While InfoWatch’s biggest market is with large enterprises, its solutions are also in use with small and medium enterprises (SMEs) too – indeed, about 20-30% of its customers come from this segment, according to Sokurenko.
“Everyone wants to find a unique value proposition, so everyone needs to protect their data,” he said.
“We understand that SMEs may not have specialised IT staff, so we ensure that our technology is not only effective, but also easy to deploy – easy to install and easy for the data to be analysed,” he claimed.
Sokurenko expects the SME portion of InfoWatch’s customer base to take off even further with its new Personal Data Protector solution, adding that the company has seen “a huge number of pre-orders” for the new product.
The introduction of the Personal Data Protection Act (PDPA) late last year in Malaysia also convinced the company to begin aggressively marketing its product in the domestic market, according to Renganathan (pic), Asia Pacific regional head at InfoWatch’s Malaysian office.
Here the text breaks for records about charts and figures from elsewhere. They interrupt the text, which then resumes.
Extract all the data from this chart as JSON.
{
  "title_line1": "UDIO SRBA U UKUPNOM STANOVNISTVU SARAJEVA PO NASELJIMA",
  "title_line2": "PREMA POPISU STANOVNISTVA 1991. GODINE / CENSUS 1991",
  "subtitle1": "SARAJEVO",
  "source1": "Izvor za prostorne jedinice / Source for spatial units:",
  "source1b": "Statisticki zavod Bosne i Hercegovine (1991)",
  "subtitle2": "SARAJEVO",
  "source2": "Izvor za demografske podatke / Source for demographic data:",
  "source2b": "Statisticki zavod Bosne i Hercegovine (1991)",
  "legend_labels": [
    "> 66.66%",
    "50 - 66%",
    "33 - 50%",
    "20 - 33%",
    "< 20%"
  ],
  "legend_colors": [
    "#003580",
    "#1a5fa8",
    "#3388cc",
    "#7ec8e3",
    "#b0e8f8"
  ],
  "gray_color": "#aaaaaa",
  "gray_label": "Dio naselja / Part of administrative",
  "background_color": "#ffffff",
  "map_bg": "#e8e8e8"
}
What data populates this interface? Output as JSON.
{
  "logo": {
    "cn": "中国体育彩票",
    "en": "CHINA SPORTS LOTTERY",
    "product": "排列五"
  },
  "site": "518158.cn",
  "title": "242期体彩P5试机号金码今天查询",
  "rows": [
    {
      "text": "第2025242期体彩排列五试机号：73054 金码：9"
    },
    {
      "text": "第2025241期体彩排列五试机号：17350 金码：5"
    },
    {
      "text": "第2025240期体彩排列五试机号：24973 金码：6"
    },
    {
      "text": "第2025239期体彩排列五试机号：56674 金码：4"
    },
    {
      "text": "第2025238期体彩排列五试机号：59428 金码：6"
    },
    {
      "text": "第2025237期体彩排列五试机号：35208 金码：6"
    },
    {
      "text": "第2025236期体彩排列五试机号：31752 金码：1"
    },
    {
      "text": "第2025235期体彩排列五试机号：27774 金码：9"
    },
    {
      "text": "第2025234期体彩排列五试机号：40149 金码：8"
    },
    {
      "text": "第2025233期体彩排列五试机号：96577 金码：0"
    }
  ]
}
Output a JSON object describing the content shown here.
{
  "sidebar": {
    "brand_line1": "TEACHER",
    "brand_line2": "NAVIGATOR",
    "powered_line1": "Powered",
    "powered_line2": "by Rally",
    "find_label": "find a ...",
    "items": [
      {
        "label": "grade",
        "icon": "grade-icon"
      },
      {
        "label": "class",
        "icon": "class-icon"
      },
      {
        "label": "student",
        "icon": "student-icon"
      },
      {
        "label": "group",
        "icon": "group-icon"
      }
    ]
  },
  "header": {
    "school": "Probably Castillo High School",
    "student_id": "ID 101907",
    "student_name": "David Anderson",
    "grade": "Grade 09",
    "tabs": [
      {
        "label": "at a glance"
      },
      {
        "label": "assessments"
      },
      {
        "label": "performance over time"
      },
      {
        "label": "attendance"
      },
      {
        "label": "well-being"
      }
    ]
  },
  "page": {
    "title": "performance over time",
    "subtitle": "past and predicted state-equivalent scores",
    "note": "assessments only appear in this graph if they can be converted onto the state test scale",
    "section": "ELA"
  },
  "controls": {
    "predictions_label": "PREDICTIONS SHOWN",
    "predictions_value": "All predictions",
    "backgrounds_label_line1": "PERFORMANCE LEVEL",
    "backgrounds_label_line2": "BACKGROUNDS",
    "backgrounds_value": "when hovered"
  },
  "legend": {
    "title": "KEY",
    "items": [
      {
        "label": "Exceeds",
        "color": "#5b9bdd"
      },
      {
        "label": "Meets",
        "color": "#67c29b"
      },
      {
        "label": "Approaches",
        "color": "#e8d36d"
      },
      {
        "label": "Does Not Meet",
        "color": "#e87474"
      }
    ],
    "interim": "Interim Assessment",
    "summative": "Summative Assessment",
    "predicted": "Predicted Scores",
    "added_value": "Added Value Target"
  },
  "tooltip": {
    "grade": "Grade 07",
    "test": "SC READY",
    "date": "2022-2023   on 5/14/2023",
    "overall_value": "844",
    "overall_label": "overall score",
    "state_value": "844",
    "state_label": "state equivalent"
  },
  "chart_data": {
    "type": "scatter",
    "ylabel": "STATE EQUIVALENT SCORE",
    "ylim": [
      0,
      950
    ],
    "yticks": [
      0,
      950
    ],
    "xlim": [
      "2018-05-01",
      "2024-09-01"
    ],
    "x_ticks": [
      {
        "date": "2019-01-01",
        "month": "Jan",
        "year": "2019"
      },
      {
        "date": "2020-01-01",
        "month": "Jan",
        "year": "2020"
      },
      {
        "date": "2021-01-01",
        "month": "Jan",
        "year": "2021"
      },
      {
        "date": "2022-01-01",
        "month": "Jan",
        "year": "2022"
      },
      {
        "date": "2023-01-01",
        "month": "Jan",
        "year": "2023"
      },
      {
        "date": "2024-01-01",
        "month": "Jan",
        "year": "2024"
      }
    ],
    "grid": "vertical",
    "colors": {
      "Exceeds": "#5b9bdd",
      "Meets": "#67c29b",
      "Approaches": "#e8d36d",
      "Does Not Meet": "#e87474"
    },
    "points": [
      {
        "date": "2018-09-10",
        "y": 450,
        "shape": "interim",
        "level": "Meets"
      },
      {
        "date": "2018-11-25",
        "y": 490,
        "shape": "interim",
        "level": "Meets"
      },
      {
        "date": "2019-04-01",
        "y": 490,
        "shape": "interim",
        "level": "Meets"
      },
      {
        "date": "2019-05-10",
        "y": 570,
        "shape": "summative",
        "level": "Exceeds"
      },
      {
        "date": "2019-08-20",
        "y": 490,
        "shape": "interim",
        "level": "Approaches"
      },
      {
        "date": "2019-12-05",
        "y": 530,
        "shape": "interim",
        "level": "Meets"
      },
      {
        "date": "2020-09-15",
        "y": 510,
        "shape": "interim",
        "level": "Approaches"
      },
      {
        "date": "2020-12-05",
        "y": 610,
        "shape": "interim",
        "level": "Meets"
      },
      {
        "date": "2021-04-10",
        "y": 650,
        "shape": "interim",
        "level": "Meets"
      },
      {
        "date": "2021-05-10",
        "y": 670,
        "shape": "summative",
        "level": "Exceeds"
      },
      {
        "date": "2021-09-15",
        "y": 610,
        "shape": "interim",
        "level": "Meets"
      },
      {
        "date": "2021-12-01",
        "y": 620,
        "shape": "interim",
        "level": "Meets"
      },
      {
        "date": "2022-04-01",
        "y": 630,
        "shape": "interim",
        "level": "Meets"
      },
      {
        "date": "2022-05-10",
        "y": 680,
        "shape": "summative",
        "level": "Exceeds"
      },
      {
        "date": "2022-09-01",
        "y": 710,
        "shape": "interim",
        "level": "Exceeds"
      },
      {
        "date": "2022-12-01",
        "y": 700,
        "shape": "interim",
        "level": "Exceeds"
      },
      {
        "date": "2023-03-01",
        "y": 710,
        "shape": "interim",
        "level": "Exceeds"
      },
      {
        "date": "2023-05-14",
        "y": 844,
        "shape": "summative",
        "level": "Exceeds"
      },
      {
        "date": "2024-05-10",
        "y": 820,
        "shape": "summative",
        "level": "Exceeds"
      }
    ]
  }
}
“With the PDPA, a large number of SMEs now need to be compliant – even your typical pizza company will now have to comply with the Act to protect customers credit card information, for example, so we expect a huge uptake of this product in the Malaysian market,” he said.
In tandem with the aggressive marketing for the Personal Data Protector solution, InfoWatch also did the same for its Traffic Monitor solution.
“We’ve had discussions with about 40 customers, and did about 15-16 proof of concepts (POCs), and expect our first implementation in about a month,” said Renganathan.
“And when we say POC, it means actually using our solution,” said Sokurenko. “When you install it, you will immediately see what is going on in the company – we can show real data, not only in the past, but in real time.
“And the amazing thing about Traffic Monitor is that it takes only about a week to deploy – and it doesn’t matter if you have 50 to 100 users, or tens of thousands,” he added.
Indeed, according to Renganathan, in one POC InfoWatch did with a Malaysian organisation, the solution immediately showed that an employee who had tendered his resignation two weeks earlier was sending out the most amount of email and data.
“We extracted the email and data for the company, and they had to have an emergency management meeting on that,” he added.
Sokurenko pointed out that while Traffic Monitor allows the customer to extract information and analyse it, InfoWatch itself has no access to such information. “We’re about protecting our customers’ confidential information, after all.”